No, what we're talking about is that some white people -- emphasize: some -- seem to feel they have a perfect right to demand, overtly and repeatedly, that a black professional prove himself to them. We're talking about the realization, as a black professional, that for them, you will forever be on probation, your mastery of your profession, your right to be there, constantly subject to demands for verification.

We're talking about the black lawyer second-guessed by the client who never spent a day in law school. About the black money manager whose clients won't accept her advice until it is seconded by her white partner. About the black cardiologist whose diagnoses are rejected by patients unwilling to accept them from a doctor of her gender and race.

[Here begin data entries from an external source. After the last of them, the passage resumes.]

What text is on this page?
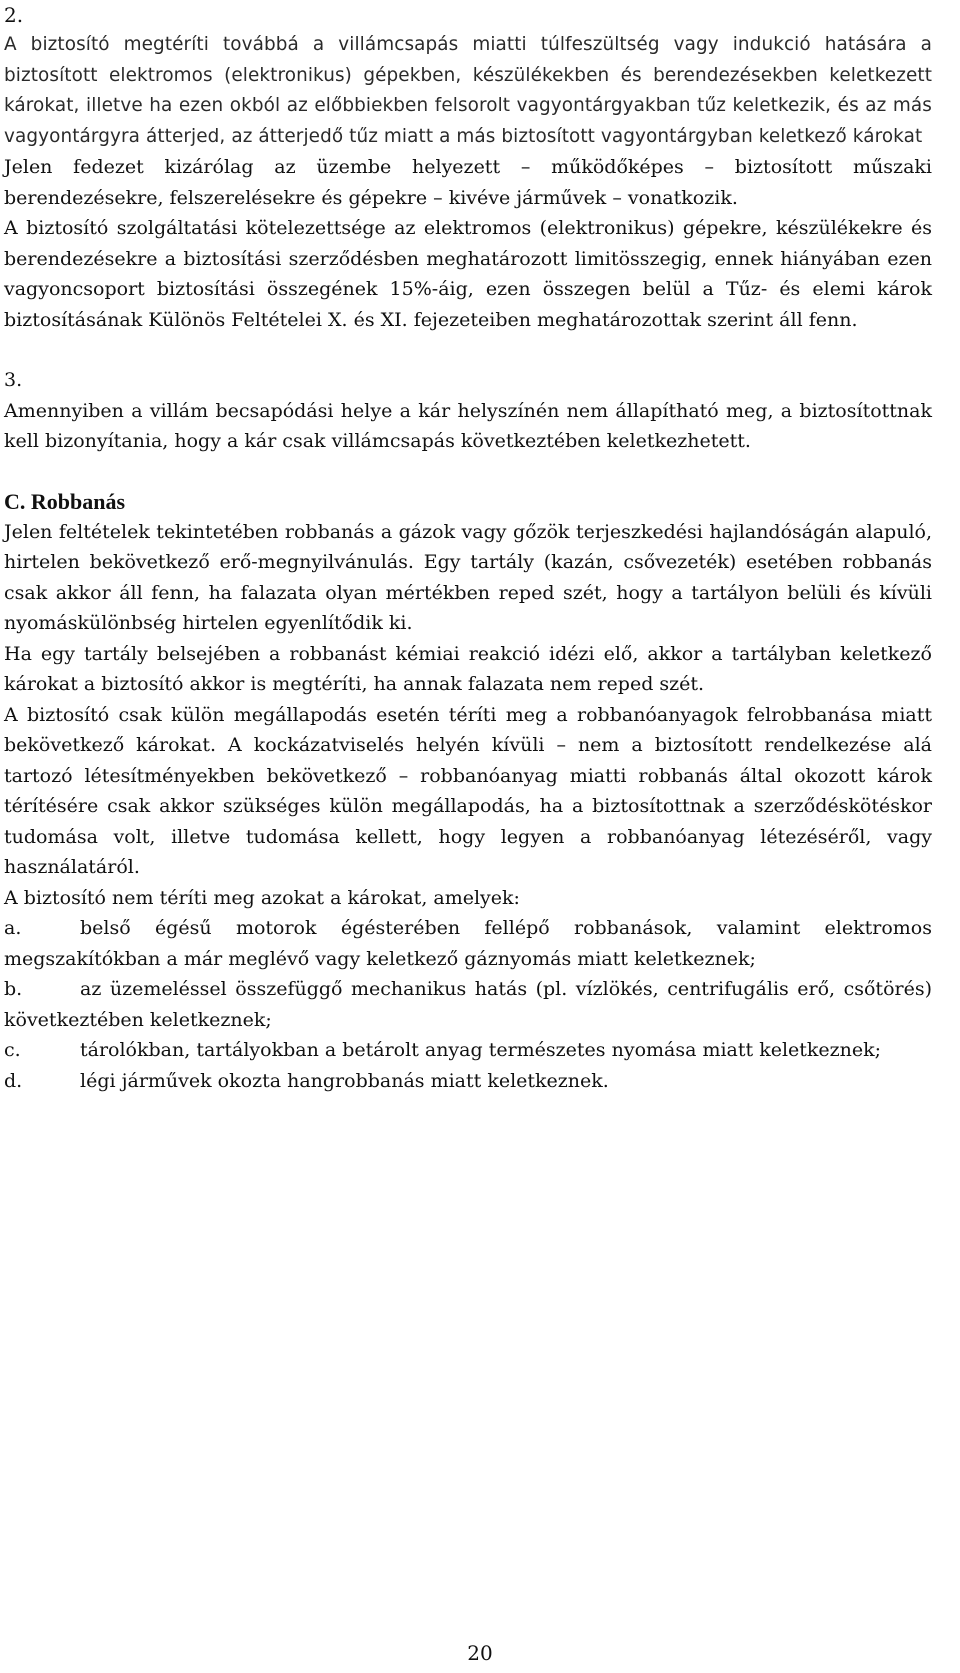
2.

A biztosító megtéríti továbbá a villámcsapás miatti túlfeszültség vagy indukció hatására a biztosított elektromos (elektronikus) gépekben, készülékekben és berendezésekben keletkezett károkat, illetve ha ezen okból az előbbiekben felsorolt vagyontárgyakban tűz keletkezik, és az más vagyontárgyra átterjed, az átterjedő tűz miatt a más biztosított vagyontárgyban keletkező károkat

Jelen fedezet kizárólag az üzembe helyezett – működőképes – biztosított műszaki berendezésekre, felszerelésekre és gépekre – kivéve járművek – vonatkozik.

A biztosító szolgáltatási kötelezettsége az elektromos (elektronikus) gépekre, készülékekre és berendezésekre a biztosítási szerződésben meghatározott limitösszegig, ennek hiányában ezen vagyoncsoport biztosítási összegének 15%-áig, ezen összegen belül a Tűz- és elemi károk biztosításának Különös Feltételei X. és XI. fejezeteiben meghatározottak szerint áll fenn.

3.

Amennyiben a villám becsapódási helye a kár helyszínén nem állapítható meg, a biztosítottnak kell bizonyítania, hogy a kár csak villámcsapás következtében keletkezhetett.

C. Robbanás

Jelen feltételek tekintetében robbanás a gázok vagy gőzök terjeszkedési hajlandóságán alapuló, hirtelen bekövetkező erő-megnyilvánulás. Egy tartály (kazán, csővezeték) esetében robbanás csak akkor áll fenn, ha falazata olyan mértékben reped szét, hogy a tartályon belüli és kívüli nyomáskülönbség hirtelen egyenlítődik ki.

Ha egy tartály belsejében a robbanást kémiai reakció idézi elő, akkor a tartályban keletkező károkat a biztosító akkor is megtéríti, ha annak falazata nem reped szét.

A biztosító csak külön megállapodás esetén téríti meg a robbanóanyagok felrobbanása miatt bekövetkező károkat. A kockázatviselés helyén kívüli – nem a biztosított rendelkezése alá tartozó létesítményekben bekövetkező – robbanóanyag miatti robbanás által okozott károk térítésére csak akkor szükséges külön megállapodás, ha a biztosítottnak a szerződéskötéskor tudomása volt, illetve tudomása kellett, hogy legyen a robbanóanyag létezéséről, vagy használatáról.

A biztosító nem téríti meg azokat a károkat, amelyek:

a.	belső égésű motorok égésterében fellépő robbanások, valamint elektromos megszakítókban a már meglévő vagy keletkező gáznyomás miatt keletkeznek;

b.	az üzemeléssel összefüggő mechanikus hatás (pl. vízlökés, centrifugális erő, csőtörés) következtében keletkeznek;

c.	tárolókban, tartályokban a betárolt anyag természetes nyomása miatt keletkeznek;

d.	légi járművek okozta hangrobbanás miatt keletkeznek.

20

And yes, I know some people would argue that this is only to be expected, that the very existence of affirmative action entitles white people to question the competence of black ones. That's a cop-out. I've said it before, I'll say it again: If affirmative action is defined as giving preferential treatment on the basis of gender or race, then no one in this country has received more than white men.

Still, though the rationalization is lame, it serves a purpose: It deflects us from thinking too hard how it must feel to learn that, even after years of education and apprenticeship, after the hard slog of working your way up and waiting your turn, some people will still find it problematic to accept you as a professional. Will still raise a hoop and regard you with an expectant stare.